Naquele momento, ela percebeu que poderia levar seu trabalho para a capital e abrir novos caminhos. "Chegamos no consultório, pedimos o telefone emprestado e fechamos negócio lá mesmo".
Não foi fácil. O trabalho exigia deslocamento diário para Porto Alegre. Segura da decisão, enfrentou as críticas familiares, vendeu o carro da família para ter capital e viajava de ônibus diariamente carregando os vestidos de noiva.
Em pouco tempo, Solaine se tornou referência no mercado gaúcho e assumiu sozinha um ateliê que levava o seu nome, dedicado exclusivamente às noivas.
A essa altura, sem saber, ela já formava a geração que levaria sua grife ao estrelato. As três filhas, Gabriela, 41 anos, Camila, 39 anos, e Júlia, 32 anos, frequentavam o ateliê diariamente, e como numa brincadeira de criança, aprenderam tudo o que a mãe fazia.
Enquanto as filhas cresciam, Solaine não tirava os olhos do mercado de festas e casamentos, cujos números ganhavam novas proporções. As celebrações ficavam mais luxuosas e as noivas estavam dispostas a investir valores mais altos em seus vestidos.
Mesmo vendo de perto o sucesso que a mãe fazia, Gabriela e Camila até tentaram seguir outras carreiras. Mas não conseguiram. "A entrada delas no negócio foi fundamental para a marca se perpetuar e chegar onde está", diz Solaine. Hoje, as três cuidam de áreas diferentes da empresa.
Atualmente, todos os modelos são feitos sob medida e somente para venda. Há quatro anos, elas decidiram deixar de lado a locação de vestidos. A decisão refletiu a mudança de comportamento de consumo.

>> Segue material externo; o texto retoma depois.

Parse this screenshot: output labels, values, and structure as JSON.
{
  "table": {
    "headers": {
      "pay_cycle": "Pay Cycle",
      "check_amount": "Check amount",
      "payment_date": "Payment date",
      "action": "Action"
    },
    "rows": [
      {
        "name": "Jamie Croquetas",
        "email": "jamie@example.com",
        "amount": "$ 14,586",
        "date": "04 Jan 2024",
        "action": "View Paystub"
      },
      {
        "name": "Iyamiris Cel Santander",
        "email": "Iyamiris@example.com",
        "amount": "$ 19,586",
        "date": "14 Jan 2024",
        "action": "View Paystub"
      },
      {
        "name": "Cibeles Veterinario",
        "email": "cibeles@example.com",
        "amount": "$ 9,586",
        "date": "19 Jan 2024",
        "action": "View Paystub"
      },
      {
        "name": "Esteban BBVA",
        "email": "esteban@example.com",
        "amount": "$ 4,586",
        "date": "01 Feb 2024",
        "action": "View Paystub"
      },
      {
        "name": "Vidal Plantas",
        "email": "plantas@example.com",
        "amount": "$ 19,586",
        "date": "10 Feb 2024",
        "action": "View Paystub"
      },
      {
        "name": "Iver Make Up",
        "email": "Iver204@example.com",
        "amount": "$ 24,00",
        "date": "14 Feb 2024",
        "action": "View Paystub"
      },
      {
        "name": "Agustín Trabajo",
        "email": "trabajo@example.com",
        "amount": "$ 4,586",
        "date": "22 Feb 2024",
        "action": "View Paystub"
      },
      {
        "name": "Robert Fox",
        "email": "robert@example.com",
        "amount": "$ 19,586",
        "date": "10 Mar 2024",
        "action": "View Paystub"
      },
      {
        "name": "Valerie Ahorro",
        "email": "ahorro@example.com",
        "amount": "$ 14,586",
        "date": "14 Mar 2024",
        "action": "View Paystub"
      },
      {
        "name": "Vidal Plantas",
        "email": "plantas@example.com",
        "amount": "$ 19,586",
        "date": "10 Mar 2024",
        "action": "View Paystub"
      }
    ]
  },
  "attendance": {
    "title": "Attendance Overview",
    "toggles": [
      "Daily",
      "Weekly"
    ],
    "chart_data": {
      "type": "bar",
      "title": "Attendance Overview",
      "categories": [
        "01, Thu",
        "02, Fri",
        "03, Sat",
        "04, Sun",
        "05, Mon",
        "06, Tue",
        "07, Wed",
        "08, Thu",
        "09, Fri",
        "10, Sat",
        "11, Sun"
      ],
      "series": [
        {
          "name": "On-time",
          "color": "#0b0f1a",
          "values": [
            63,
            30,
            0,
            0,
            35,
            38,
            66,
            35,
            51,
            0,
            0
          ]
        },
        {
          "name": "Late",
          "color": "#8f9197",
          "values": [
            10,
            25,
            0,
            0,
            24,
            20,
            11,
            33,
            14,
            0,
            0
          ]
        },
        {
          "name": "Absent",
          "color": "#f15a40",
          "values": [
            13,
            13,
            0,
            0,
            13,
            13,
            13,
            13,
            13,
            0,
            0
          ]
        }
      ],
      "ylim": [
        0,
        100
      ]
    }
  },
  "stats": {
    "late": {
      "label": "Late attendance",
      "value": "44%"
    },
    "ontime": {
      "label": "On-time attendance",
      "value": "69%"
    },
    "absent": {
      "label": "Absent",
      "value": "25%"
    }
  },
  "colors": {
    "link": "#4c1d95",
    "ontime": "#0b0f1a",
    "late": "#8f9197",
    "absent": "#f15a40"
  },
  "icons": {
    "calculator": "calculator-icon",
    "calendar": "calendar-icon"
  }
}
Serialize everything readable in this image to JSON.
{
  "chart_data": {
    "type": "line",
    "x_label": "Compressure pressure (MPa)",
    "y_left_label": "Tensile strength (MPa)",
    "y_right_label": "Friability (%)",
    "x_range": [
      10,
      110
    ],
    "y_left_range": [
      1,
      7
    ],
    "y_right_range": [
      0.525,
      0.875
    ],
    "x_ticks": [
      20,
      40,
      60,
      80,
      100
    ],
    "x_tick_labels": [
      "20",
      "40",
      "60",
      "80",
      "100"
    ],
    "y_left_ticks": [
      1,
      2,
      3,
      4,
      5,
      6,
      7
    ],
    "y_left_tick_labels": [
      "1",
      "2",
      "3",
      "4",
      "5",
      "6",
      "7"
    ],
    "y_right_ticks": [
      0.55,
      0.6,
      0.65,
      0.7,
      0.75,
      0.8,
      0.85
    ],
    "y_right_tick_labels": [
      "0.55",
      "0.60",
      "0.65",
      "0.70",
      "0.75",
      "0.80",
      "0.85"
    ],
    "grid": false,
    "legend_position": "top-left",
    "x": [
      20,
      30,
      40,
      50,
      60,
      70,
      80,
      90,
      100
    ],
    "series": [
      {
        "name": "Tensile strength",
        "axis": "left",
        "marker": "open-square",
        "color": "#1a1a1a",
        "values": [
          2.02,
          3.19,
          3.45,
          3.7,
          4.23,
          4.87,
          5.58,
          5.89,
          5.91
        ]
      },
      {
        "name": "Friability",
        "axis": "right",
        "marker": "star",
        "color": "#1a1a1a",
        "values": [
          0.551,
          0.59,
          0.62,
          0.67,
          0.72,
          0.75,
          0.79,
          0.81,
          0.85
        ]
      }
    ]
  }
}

Muitas noivas descobriram os modelos chineses econômicos pela internet e outras viajam à Nova York atrás de marcas conhecidas a preços populares. Isto representou um baque para os ateliês.
No entanto, Solaine percebeu que seu público era outro. Ela atendia noivas de todo o Brasil e elas faziam questão de exclusividade e tradição.
DIFERENÇAS DE MERCADO
Ávida por desafios, Gabriela, a filha mais velha, se assume como a mais parecida com a mãe em relação aos negócios. Foi ela quem se dispôs a levar a grife para São Paulo, e também a desbravar o mercado europeu.
"Fomos convidadas por outra brasileira a participar de uma feira especializada na Áustria", ela conta. "Para nossa surpresa, vendemos muitos vestidos".
Ao descobrir um cenário completamente diferente do brasileiro, Gabriela propôs à mãe e às irmãs a abertura de uma loja em Viena, na Áustria.
O potencial identificado durante a feira foi confirmado. Em três meses, nove vestidos foram vendidos. Mesmo com pouco tempo no novo endereço, Gabriela já entende bem as austríacas. Com um comportamento bem diferente das brasileiras, elas gastam no máximo 60% dos valores praticados no Brasil.
"No Brasil, é tudo muito exuberante e os casamentos são milionários", afirma Gabriela. "Um vestido de 4 mil euros é uma fortuna para elas. Aqui, é o valor de partida". Novos desafios para a grande especialista em noivas.